Transport problems were solved in 1841 with a rail link to Coatbridge and the business prospered, expanding into Ayrshire with the opening of the Dalmellington Iron Works and sinking several new coal-pits in the area. One reason for its success was the self-contained nature of the company operations, providing its own coal and its own limestone from quarries on the estate. The company also entered the brick-making business both to provide bricks for its own needs and also for sale to a wider market. In 1909, they expanded into Portland Cement manufacture.
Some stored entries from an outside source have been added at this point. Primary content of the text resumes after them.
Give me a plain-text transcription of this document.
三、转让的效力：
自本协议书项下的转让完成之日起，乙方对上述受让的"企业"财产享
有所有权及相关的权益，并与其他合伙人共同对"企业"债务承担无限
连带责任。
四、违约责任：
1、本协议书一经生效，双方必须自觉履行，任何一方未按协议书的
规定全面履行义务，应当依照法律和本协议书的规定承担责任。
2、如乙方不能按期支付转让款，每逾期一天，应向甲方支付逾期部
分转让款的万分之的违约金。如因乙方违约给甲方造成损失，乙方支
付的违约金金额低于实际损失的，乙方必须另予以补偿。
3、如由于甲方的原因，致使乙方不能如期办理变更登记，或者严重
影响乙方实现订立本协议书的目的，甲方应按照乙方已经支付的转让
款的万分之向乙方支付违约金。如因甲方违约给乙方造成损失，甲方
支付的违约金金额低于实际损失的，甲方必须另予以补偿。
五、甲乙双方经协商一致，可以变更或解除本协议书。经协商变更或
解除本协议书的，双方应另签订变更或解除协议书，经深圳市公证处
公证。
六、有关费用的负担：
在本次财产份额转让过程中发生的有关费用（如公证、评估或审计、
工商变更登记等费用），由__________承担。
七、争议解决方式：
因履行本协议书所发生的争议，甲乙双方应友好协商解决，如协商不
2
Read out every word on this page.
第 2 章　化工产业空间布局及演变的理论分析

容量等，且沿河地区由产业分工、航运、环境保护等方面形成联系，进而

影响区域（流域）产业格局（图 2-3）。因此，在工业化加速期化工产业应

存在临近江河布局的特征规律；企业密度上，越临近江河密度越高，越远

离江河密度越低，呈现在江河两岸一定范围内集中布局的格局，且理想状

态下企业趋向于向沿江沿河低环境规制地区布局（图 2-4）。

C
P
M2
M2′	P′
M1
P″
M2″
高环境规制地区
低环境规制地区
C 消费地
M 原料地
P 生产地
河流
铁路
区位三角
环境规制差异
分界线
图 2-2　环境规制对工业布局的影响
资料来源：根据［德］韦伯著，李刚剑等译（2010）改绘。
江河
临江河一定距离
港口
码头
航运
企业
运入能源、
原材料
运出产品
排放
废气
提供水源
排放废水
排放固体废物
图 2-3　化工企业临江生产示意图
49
The Coltness works survived until the 21st century as a railway sleeper manufacturing facility for Tarmac, but were demolished in 2004.

==Amenities==
The main shopping areas, Manse Road and Main Street, has some shops but not as many as nearby Wishaw or Motherwell. It is now home to only a few local merchants.

===Services===
Newmains has a public library and Newmains Health Centre with pharmacy, doctors and children's dentistry.
Newmains has also seen the opening of a community centre "NCT centre" which is now home to the library, meeting rooms, cafe, large function hall and home to groups such as a youth club and a toddler group

==Transport==
===Public transport===
Buses are the only form of public transport in Newmains. Services by First Glasgow (266, X11) and Stuart's Buses (365, 367), provide bus routes to Wishaw, Shotts, Motherwell, Hamilton, Glasgow.

===Roads===
The town is located on the junction of the A71 and the A73, which provide road links to most parts of Scotland.
The M8 motorway with access to Glasgow and Edinburgh is 4.5 mi north of the village. And the M74 motorway with access to Glasgow and Carlisle is 7 mi west. There is also a short road, the A722, between Newmains and central Wishaw.

===Rail===
The Coltness branch from the West Coast Main Line at Garriongill terminates near the village, but is used only for the transport of coal from the nearby open cast mining facility.

==Education==
===Primary schools===
Newmains is served by three (two) primary schools:
- Newmains Primary and Nursery
- Morningside Primary
- Newmains & St Brigid's Community Hub (Newmains Primary and Nursery + St Brigid's Primary)
==Football==
Newmains has a football club, Newmains Hammers which accommodates various boys club age groups and has two amateur clubs founded in the Summer of 2017 (One Saturday morning team and one Sunday team).
Newmains United Community Football Club play in the Central Division Two of the Scottish Junior Football Association.
Formed in 2006 their home ground is at Victoria Park, Overtown Road, Newmains. It has a capacity of 2,300.
History tells about several teams playing in Newmains, such as: Newmains Thistle, Newmains Shamrock, Newmains Rovers, Newmains, Newmains Victoria, Newmains Juniors. With Newmains Thistle becoming the first ever Junior League champions in 1891–92.

==Notable people==
- Dr David Dale Logan FRSE DSO OBE (1879-1956), gas warfare expert, served as GP to Newmains from 1903
- Andrew Wilson - Scottish international footballer, who made over 250 appearances for Chelsea and managed Walsall.
- Dr I Allan Brownlie - chemist who simplified the process and cost of fertiliser production, which was patented in 28 countries.
- Lewis Macleod - Footballer for Rangers and Brentford.
- Tom Sharp - Former footballer for Brentford.
- Freddie Glidden - footballer (Heart of Midlothian).
- James Bryson (J.B.) McLachlan - Scottish-Canadian trade unionist and communist politician, was a resident of Newmains between 1873 and 1902.